There are trade-offs between LangGraph and Agent Executor for implementing agents.

#### LangGraph

`Pros -`

It is highly reliable.

And it easy to audit.

`Cons -` 

LangGraph requires more code the lay out the same functionality as shown in the first Agent Executor notebook. 

LangGraph is less flexible because the control flow is set by the developer. It can only follow the plan set by the developer.

#### Agent Executor

`Pros -`

Agent Executor is more flexible; the LLM can choose any tool at each step in the agent's reasoning.

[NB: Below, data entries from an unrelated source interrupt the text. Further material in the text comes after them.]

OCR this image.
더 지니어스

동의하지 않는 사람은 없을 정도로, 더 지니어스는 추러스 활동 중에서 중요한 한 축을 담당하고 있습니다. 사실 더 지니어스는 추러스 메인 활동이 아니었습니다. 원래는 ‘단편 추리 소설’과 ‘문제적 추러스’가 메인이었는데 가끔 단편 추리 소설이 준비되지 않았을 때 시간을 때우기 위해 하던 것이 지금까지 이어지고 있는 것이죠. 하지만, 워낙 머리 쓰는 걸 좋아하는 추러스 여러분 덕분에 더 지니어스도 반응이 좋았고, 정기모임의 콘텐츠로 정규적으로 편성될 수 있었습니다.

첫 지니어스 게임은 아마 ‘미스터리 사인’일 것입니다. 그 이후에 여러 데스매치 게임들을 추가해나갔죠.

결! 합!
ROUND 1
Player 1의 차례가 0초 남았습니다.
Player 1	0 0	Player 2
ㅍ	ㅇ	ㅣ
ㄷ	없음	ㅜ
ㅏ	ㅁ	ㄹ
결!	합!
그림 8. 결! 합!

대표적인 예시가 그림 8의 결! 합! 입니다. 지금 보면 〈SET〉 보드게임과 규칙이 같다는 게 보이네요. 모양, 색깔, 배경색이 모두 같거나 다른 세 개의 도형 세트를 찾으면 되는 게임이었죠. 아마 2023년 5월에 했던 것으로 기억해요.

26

It also requires fewer lines to code to implement the same functionality relative to LangGraph.

`Cons -`

But it needs high quality tool-calling, as the LLM is responisibile for making decisions about which tool to use at each step.

Also, it is harder to audit. 

For example, [here](https://smith.langchain.com/public/92c8157d-da30-475b-bfb7-076fd1be4377/r) is the trace of the same workflow as we did above using Agent Executor.

We can see that the agent correctly decides to query the vectorstore for a question about LangSmith. And it appears to get stuck in a loop of calling various tools before crashing.

Of course, this is using a non-fine-tuned (only prompting) version of Llama 3 for tool-use. But it illustates the reliability challenges with using Agent Executor.